Platelet-Derived Growth Factor Is Associated with Progression of Symptomatic Intracranial Atherosclerotic Stenosis
- Author:
Kyeong Joon KIM
1
;
Sang Wuk JEONG
;
Wi-Sun RYU
;
Dong-Eog KIM
;
Jeffrey L. SAVER
;
Jong S. KIM
;
Sun U. KWON
;
Author Information
- Publication Type:ORIGINAL ARTICLE
- From:Journal of Clinical Neurology 2021;17(1):70-76
- CountryRepublic of Korea
- Language:English
-
Abstract:
Background:and Purpose We aimed to determine the relationships of 33 biomarkers of inflammation, oxidation, and adipokines with the risk of progression of symptomatic intracranial atherosclerotic stenosis (ICAS).
Methods:Fifty-two of 409 patients who participated in the TOSS-2 (Trial of Cilostazol in Symptomatic Intracranial Stenosis-2) showed progression of symptomatic ICAS in magnetic resonance angiography at 7 months after an index stroke. We randomly selected 20 patients with progression as well as 40 age- and sex-matched control patients. We serially collected blood samples at baseline, 1 month, and 7 months after an index stroke. Multiplex analysis of biomarkers was then performed.

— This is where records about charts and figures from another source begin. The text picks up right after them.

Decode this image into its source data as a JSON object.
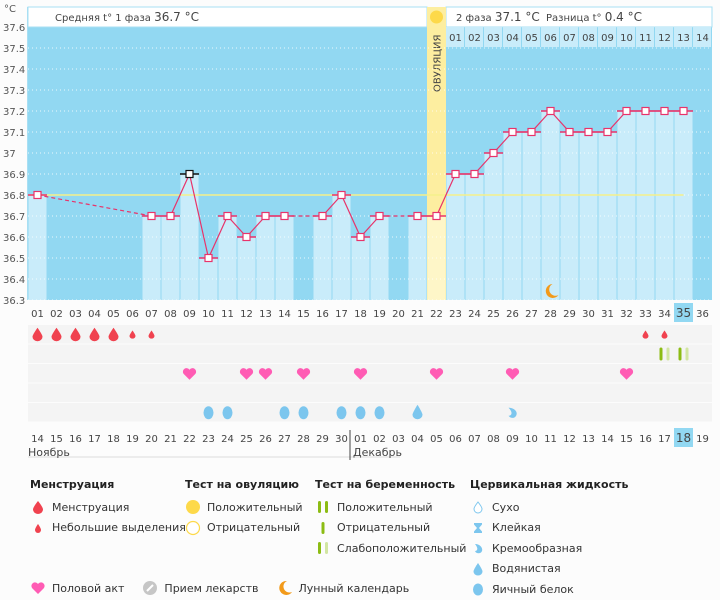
{
  "header": {
    "unit": "°C",
    "phase1_label": "Средняя t° 1 фаза",
    "phase1_value": "36.7 °C",
    "phase2_label": "2 фаза",
    "phase2_value": "37.1 °C",
    "diff_label": "Разница t°",
    "diff_value": "0.4 °C",
    "ovulation_label": "ОВУЛЯЦИЯ"
  },
  "colors": {
    "chart_bg": "#92d8f2",
    "bar_fill": "#c9ecfa",
    "ovulation_fill": "#fdeea0",
    "line": "#e8336a",
    "coverline": "#f5f08a",
    "weekend_red": "#e8336a",
    "highlight": "#92d8f2"
  },
  "chart_data": {
    "type": "line",
    "title": "",
    "ylabel": "°C",
    "ylim": [
      36.3,
      37.6
    ],
    "yticks": [
      "37.6",
      "37.5",
      "37.4",
      "37.3",
      "37.2",
      "37.1",
      "37",
      "36.9",
      "36.8",
      "36.7",
      "36.6",
      "36.5",
      "36.4",
      "36.3"
    ],
    "cycle_days": [
      "01",
      "02",
      "03",
      "04",
      "05",
      "06",
      "07",
      "08",
      "09",
      "10",
      "11",
      "12",
      "13",
      "14",
      "15",
      "16",
      "17",
      "18",
      "19",
      "20",
      "21",
      "22",
      "23",
      "24",
      "25",
      "26",
      "27",
      "28",
      "29",
      "30",
      "31",
      "32",
      "33",
      "34",
      "35",
      "36"
    ],
    "temperatures": [
      36.8,
      null,
      null,
      null,
      null,
      null,
      36.7,
      36.7,
      36.9,
      36.5,
      36.7,
      36.6,
      36.7,
      36.7,
      null,
      36.7,
      36.8,
      36.6,
      36.7,
      null,
      36.7,
      36.7,
      36.9,
      36.9,
      37.0,
      37.1,
      37.1,
      37.2,
      37.1,
      37.1,
      37.1,
      37.2,
      37.2,
      37.2,
      37.2,
      null
    ],
    "excluded_day": "09",
    "coverline": 36.8,
    "ovulation_day": "22",
    "phase2_days": [
      "01",
      "02",
      "03",
      "04",
      "05",
      "06",
      "07",
      "08",
      "09",
      "10",
      "11",
      "12",
      "13",
      "14"
    ],
    "moon_day": "28",
    "current_cycle_day": "35",
    "calendar_dates": [
      "14",
      "15",
      "16",
      "17",
      "18",
      "19",
      "20",
      "21",
      "22",
      "23",
      "24",
      "25",
      "26",
      "27",
      "28",
      "29",
      "30",
      "01",
      "02",
      "03",
      "04",
      "05",
      "06",
      "07",
      "08",
      "09",
      "10",
      "11",
      "12",
      "13",
      "14",
      "15",
      "16",
      "17",
      "18",
      "19"
    ],
    "weekend_dates_idx": [
      0,
      1,
      7,
      8,
      14,
      15,
      21,
      22,
      28,
      29,
      35
    ],
    "today_date": "18",
    "months": [
      {
        "label": "Ноябрь",
        "start_idx": 0
      },
      {
        "label": "Декабрь",
        "start_idx": 17
      }
    ],
    "menstruation": {
      "heavy": [
        "01",
        "02",
        "03",
        "04",
        "05"
      ],
      "light": [
        "06",
        "07",
        "33",
        "34"
      ]
    },
    "pregnancy_tests": [
      {
        "day": "34",
        "result": "weak-positive"
      },
      {
        "day": "35",
        "result": "weak-positive"
      }
    ],
    "intercourse_days": [
      "09",
      "12",
      "13",
      "15",
      "18",
      "22",
      "26",
      "32"
    ],
    "cervical_fluid": [
      {
        "day": "10",
        "type": "egg-white"
      },
      {
        "day": "11",
        "type": "egg-white"
      },
      {
        "day": "14",
        "type": "egg-white"
      },
      {
        "day": "15",
        "type": "egg-white"
      },
      {
        "day": "17",
        "type": "egg-white"
      },
      {
        "day": "18",
        "type": "egg-white"
      },
      {
        "day": "19",
        "type": "egg-white"
      },
      {
        "day": "21",
        "type": "watery"
      },
      {
        "day": "26",
        "type": "creamy"
      }
    ]
  },
  "legend": {
    "menstruation": {
      "title": "Менструация",
      "items": [
        "Менструация",
        "Небольшие выделения"
      ]
    },
    "ovulation_test": {
      "title": "Тест на овуляцию",
      "items": [
        "Положительный",
        "Отрицательный"
      ]
    },
    "pregnancy_test": {
      "title": "Тест на беременность",
      "items": [
        "Положительный",
        "Отрицательный",
        "Слабоположительный"
      ]
    },
    "cervical": {
      "title": "Цервикальная жидкость",
      "items": [
        "Сухо",
        "Клейкая",
        "Кремообразная",
        "Водянистая",
        "Яичный белок"
      ]
    },
    "other": [
      "Половой акт",
      "Прием лекарств",
      "Лунный календарь"
    ]
  }
}
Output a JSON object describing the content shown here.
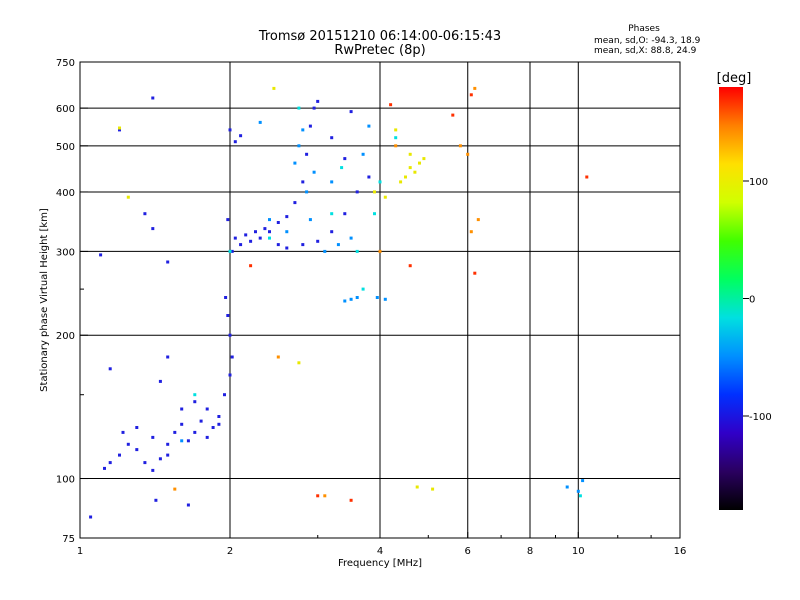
{
  "chart_data": {
    "type": "scatter",
    "title": "Tromsø 20151210 06:14:00-06:15:43",
    "subtitle": "RwPretec (8p)",
    "xlabel": "Frequency [MHz]",
    "ylabel": "Stationary phase Virtual Height [km]",
    "x_scale": "log",
    "y_scale": "log",
    "xlim": [
      1,
      16
    ],
    "ylim": [
      75,
      750
    ],
    "x_ticks": [
      1,
      2,
      4,
      6,
      8,
      10,
      16
    ],
    "x_gridlines": [
      2,
      4,
      6,
      8,
      10
    ],
    "y_ticks": [
      75,
      100,
      200,
      300,
      400,
      500,
      600,
      750
    ],
    "y_gridlines": [
      100,
      200,
      300,
      400,
      500,
      600
    ],
    "grid": true,
    "legend": {
      "title": "Phases",
      "lines": [
        "mean, sd,O: -94.3, 18.9",
        "mean, sd,X: 88.8, 24.9"
      ],
      "position": "top-right"
    },
    "colorbar": {
      "label": "[deg]",
      "range": [
        -180,
        180
      ],
      "ticks": [
        100,
        0,
        -100
      ],
      "colors": [
        "#000000",
        "#2a0060",
        "#3000c8",
        "#0030ff",
        "#0090ff",
        "#00e0e0",
        "#00ff60",
        "#40ff00",
        "#d0ff00",
        "#ffe000",
        "#ff8000",
        "#ff0000"
      ]
    },
    "series": [
      {
        "color": "#2020e0",
        "points": [
          [
            1.12,
            105
          ],
          [
            1.15,
            108
          ],
          [
            1.2,
            112
          ],
          [
            1.25,
            118
          ],
          [
            1.3,
            115
          ],
          [
            1.35,
            108
          ],
          [
            1.4,
            104
          ],
          [
            1.45,
            110
          ],
          [
            1.5,
            118
          ],
          [
            1.55,
            125
          ],
          [
            1.6,
            130
          ],
          [
            1.65,
            120
          ],
          [
            1.7,
            125
          ],
          [
            1.75,
            132
          ],
          [
            1.8,
            140
          ],
          [
            1.85,
            128
          ],
          [
            1.9,
            135
          ],
          [
            1.95,
            150
          ],
          [
            2.0,
            165
          ],
          [
            2.02,
            180
          ],
          [
            2.0,
            200
          ],
          [
            1.98,
            220
          ],
          [
            1.96,
            240
          ],
          [
            1.22,
            125
          ],
          [
            1.3,
            128
          ],
          [
            1.4,
            122
          ],
          [
            1.5,
            112
          ],
          [
            1.6,
            140
          ],
          [
            1.7,
            145
          ],
          [
            1.8,
            122
          ],
          [
            1.9,
            130
          ],
          [
            2.05,
            320
          ],
          [
            2.1,
            310
          ],
          [
            2.15,
            325
          ],
          [
            2.2,
            315
          ],
          [
            2.25,
            330
          ],
          [
            2.3,
            320
          ],
          [
            2.35,
            335
          ],
          [
            2.4,
            330
          ],
          [
            2.5,
            345
          ],
          [
            2.6,
            355
          ],
          [
            2.7,
            380
          ],
          [
            2.8,
            420
          ],
          [
            2.85,
            480
          ],
          [
            2.9,
            550
          ],
          [
            2.95,
            600
          ],
          [
            3.0,
            620
          ],
          [
            2.0,
            540
          ],
          [
            2.05,
            510
          ],
          [
            2.1,
            525
          ],
          [
            1.98,
            350
          ],
          [
            2.02,
            300
          ],
          [
            2.5,
            310
          ],
          [
            2.6,
            305
          ],
          [
            2.8,
            310
          ],
          [
            3.0,
            315
          ],
          [
            3.2,
            330
          ],
          [
            3.4,
            360
          ],
          [
            3.6,
            400
          ],
          [
            3.8,
            430
          ],
          [
            3.4,
            470
          ],
          [
            3.2,
            520
          ],
          [
            3.5,
            590
          ],
          [
            1.05,
            83
          ],
          [
            1.42,
            90
          ],
          [
            1.65,
            88
          ],
          [
            1.4,
            630
          ],
          [
            1.2,
            540
          ],
          [
            1.1,
            295
          ],
          [
            1.35,
            360
          ],
          [
            1.4,
            335
          ],
          [
            1.5,
            285
          ],
          [
            1.15,
            170
          ],
          [
            1.45,
            160
          ],
          [
            1.5,
            180
          ]
        ]
      },
      {
        "color": "#0090ff",
        "points": [
          [
            2.7,
            460
          ],
          [
            2.75,
            500
          ],
          [
            2.8,
            540
          ],
          [
            2.85,
            400
          ],
          [
            2.9,
            350
          ],
          [
            3.1,
            300
          ],
          [
            3.3,
            310
          ],
          [
            3.5,
            320
          ],
          [
            3.4,
            236
          ],
          [
            3.5,
            238
          ],
          [
            3.6,
            240
          ],
          [
            3.95,
            240
          ],
          [
            4.1,
            238
          ],
          [
            2.3,
            560
          ],
          [
            2.6,
            330
          ],
          [
            10.0,
            94
          ],
          [
            9.5,
            96
          ],
          [
            10.2,
            99
          ],
          [
            3.2,
            420
          ],
          [
            3.8,
            550
          ],
          [
            2.95,
            440
          ],
          [
            1.6,
            120
          ],
          [
            3.7,
            480
          ],
          [
            2.4,
            350
          ]
        ]
      },
      {
        "color": "#00e0e0",
        "points": [
          [
            3.6,
            300
          ],
          [
            3.9,
            360
          ],
          [
            4.0,
            420
          ],
          [
            2.4,
            320
          ],
          [
            2.75,
            600
          ],
          [
            3.2,
            360
          ],
          [
            3.35,
            450
          ],
          [
            1.7,
            150
          ],
          [
            4.3,
            520
          ],
          [
            10.1,
            92
          ],
          [
            2.0,
            300
          ],
          [
            3.7,
            250
          ]
        ]
      },
      {
        "color": "#e8e800",
        "points": [
          [
            4.7,
            440
          ],
          [
            4.8,
            460
          ],
          [
            4.9,
            470
          ],
          [
            4.6,
            450
          ],
          [
            4.4,
            420
          ],
          [
            4.1,
            390
          ],
          [
            4.6,
            480
          ],
          [
            4.3,
            540
          ],
          [
            2.75,
            175
          ],
          [
            4.75,
            96
          ],
          [
            5.1,
            95
          ],
          [
            1.2,
            545
          ],
          [
            1.25,
            390
          ],
          [
            2.45,
            660
          ],
          [
            3.9,
            400
          ],
          [
            4.5,
            430
          ]
        ]
      },
      {
        "color": "#ff3000",
        "points": [
          [
            3.5,
            90
          ],
          [
            6.2,
            270
          ],
          [
            4.6,
            280
          ],
          [
            2.2,
            280
          ],
          [
            10.4,
            430
          ],
          [
            3.0,
            92
          ],
          [
            4.2,
            610
          ],
          [
            5.6,
            580
          ],
          [
            6.1,
            640
          ]
        ]
      },
      {
        "color": "#ff9000",
        "points": [
          [
            6.0,
            480
          ],
          [
            6.1,
            330
          ],
          [
            6.3,
            350
          ],
          [
            5.8,
            500
          ],
          [
            3.1,
            92
          ],
          [
            4.3,
            500
          ],
          [
            6.2,
            660
          ],
          [
            2.5,
            180
          ],
          [
            1.55,
            95
          ],
          [
            4.0,
            300
          ]
        ]
      }
    ]
  }
}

Results:Demographic features and risk factors such as hypertension, diabetes, and smoking history were comparable between the two groups. Univariate analyses revealed that the levels of platelet-derived growth factor (PDGF)-AA [median (interquartile range)=1.64 (0.76–4.57) vs. 0.77 (0.51–1.71) ng/mL], PDGF-AB/BB [10.31 (2.60–25.90) vs. 2.35 (0.74–6.70) ng/mL], and myeloperoxidase [10.5 (7.5–22.3) vs. 7.8 (5.5–12.2) ng/mL] at 7 months were higher in the progression group. In the multivariate analysis using logistic regression, the PDGF AB/BB level at 7 months was independently associated with the progression of ICAS (p=0.02).
Conclusions:The PDGF-AB/BB level is associated with the progression of ICAS, and so may play a significant role in the progression of human ICAS.